Zudem sei die Höhe der ausländischen Investitionen in Deutschland derzeit gering, und der Fachkräftemangel, insbesondere in spezialisierten Berufen, stelle eine erhebliche Herausforderung dar. Er wies auch auf die steigenden Energiekosten und Transportausgaben hin, die den Wirtschaftsstandort zusätzlich belasten. Hinzu kämen übermäßige Bürokratie und langsame Fortschritte in der Digitalisierung. Laut Höttges könne langfristig kein Wohlstand gesichert werden, wenn die Produktivität in den Bereichen Arbeit, Kapital und Rohstoffe nicht gesteigert werde.
Interessanterweise zeigen Gutverdiener eine größere Bereitschaft, bis zum Rentenalter zu arbeiten, während bei Geringverdienern der Wunsch, länger zu arbeiten, etwas stärker ausgeprägt ist, vermutlich aus finanziellen Gründen. Unabhängig von der Einkommensgruppe ist die Absicherung des Lebensstandards im Alter der entscheidende Faktor bei der Entscheidung über den Renteneintritt. Gleichzeitig herrscht weitgehend die Überzeugung, dass man sich den Ruhestand aufgrund seiner Lebensleistung verdient habe. Dieses Denken könne jedoch problematisch werden, wenn daraus der Anspruch entsteht, das Renteneintrittsalter konstant zu halten, obwohl die Lebenserwartung steigt und die Rentenbezugsdauer dadurch länger wird, so das IW.
Neben finanziellen Aspekten spiele auch die Freude an der Arbeit eine wichtige Rolle bei der Entscheidung, länger im Berufsleben zu bleiben. Beschäftigte, die sich engagiert und energiegeladen fühlen, streben laut der Umfrage häufiger eine Erwerbstätigkeit bis zum gesetzlichen Rentenalter an als weniger engagierte Kolleginnen und Kollegen.
Die Studie zeigt auch, dass die Politik sich bisher zu stark auf finanzielle Anreize konzentriert, um das Rentenalter zu erhöhen.

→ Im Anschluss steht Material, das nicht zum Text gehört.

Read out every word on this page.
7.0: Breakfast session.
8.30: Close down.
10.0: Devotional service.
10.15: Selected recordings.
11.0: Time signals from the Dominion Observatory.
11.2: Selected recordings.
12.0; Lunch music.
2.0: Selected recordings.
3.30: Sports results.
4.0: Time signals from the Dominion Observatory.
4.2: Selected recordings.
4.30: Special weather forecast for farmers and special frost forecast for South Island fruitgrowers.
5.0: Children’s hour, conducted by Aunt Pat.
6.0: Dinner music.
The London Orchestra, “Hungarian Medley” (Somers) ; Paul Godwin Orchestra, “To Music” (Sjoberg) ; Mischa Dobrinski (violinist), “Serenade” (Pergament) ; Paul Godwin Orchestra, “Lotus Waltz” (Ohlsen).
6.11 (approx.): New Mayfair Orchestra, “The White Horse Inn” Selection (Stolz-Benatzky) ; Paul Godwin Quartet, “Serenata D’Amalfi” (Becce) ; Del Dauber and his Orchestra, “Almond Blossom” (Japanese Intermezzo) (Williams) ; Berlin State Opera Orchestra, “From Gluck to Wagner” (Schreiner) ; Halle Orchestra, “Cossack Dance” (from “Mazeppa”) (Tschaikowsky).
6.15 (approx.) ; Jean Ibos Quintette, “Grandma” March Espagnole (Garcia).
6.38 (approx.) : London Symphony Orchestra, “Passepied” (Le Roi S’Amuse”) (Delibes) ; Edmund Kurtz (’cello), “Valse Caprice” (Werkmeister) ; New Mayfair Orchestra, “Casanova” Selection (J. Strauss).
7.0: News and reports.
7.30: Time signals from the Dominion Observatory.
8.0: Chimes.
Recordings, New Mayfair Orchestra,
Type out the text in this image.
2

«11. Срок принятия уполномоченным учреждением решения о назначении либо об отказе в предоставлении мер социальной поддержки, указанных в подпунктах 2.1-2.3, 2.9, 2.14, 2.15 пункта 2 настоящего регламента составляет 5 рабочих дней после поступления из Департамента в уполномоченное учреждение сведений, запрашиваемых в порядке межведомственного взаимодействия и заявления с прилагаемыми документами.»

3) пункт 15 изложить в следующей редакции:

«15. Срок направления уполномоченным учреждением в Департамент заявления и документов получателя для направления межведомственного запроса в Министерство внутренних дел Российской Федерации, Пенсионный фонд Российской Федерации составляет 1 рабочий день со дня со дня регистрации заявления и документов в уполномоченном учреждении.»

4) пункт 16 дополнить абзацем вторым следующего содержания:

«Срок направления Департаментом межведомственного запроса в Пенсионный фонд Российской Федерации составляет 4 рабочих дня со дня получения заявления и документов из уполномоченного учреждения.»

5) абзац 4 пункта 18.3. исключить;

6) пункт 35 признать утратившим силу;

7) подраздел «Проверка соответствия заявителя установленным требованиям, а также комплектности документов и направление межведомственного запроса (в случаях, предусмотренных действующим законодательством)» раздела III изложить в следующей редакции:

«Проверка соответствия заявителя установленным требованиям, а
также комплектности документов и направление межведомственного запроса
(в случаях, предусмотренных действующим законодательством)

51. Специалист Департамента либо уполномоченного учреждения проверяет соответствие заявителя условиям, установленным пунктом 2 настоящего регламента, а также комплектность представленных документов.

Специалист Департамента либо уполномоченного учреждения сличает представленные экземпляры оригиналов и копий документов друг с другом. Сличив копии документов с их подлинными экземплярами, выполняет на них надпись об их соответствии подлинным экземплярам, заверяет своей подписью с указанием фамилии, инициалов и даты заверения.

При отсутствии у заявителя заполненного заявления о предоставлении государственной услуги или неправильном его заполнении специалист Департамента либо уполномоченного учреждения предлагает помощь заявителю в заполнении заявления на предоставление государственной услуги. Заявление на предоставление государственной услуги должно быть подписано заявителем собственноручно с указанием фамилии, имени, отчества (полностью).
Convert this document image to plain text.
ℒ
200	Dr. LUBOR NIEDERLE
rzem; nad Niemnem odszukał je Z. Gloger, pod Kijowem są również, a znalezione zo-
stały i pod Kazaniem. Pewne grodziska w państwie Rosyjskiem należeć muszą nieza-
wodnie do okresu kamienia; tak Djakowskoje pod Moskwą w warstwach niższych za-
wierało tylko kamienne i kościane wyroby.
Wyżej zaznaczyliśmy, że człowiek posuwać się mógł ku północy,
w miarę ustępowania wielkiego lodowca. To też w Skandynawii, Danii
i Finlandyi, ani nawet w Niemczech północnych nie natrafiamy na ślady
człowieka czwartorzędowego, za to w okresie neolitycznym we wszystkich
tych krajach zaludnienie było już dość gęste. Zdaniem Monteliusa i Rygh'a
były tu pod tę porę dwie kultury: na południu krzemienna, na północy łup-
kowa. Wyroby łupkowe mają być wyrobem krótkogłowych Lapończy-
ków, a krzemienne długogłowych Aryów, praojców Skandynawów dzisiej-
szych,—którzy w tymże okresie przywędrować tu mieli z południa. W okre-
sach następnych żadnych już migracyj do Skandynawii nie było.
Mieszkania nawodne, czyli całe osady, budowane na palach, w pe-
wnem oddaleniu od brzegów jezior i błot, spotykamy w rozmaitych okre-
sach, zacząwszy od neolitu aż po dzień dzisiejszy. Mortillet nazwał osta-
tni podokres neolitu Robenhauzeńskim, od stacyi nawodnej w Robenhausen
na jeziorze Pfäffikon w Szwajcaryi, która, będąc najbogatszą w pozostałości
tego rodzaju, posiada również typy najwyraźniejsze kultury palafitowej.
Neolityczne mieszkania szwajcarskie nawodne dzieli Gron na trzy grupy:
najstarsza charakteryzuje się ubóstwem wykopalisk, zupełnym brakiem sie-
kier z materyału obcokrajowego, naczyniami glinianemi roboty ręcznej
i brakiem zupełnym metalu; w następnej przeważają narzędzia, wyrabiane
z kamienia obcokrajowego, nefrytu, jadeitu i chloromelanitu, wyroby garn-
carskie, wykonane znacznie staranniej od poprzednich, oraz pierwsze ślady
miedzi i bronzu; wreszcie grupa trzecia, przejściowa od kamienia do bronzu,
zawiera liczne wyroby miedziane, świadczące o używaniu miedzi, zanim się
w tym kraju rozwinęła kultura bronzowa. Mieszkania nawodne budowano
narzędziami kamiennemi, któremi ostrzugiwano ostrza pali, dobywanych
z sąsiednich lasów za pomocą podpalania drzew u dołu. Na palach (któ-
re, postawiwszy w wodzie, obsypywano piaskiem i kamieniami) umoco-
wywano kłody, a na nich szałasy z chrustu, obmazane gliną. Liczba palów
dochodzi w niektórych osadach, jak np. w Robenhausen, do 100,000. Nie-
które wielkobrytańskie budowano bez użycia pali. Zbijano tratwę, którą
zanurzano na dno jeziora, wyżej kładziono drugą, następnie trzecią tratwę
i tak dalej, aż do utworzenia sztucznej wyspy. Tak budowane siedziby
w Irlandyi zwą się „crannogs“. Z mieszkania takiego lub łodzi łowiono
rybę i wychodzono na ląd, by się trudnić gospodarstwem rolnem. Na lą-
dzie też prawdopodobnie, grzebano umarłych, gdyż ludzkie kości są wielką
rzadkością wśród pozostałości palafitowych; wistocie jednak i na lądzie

Stattdessen seien Faktoren wie der Gesundheitszustand, das Wohlbefinden, das Engagement und die Bereitschaft zur Weiterbildung entscheidende Treiber für die Bereitschaft, länger zu arbeiten. Durch eine Stärkung des betrieblichen Gesundheitsmanagements sowie präventive Maßnahmen, auch im Bereich der psychischen Gesundheit, könnte dem vorzeitigen Ausscheiden aus dem Berufsleben entgegengewirkt werden.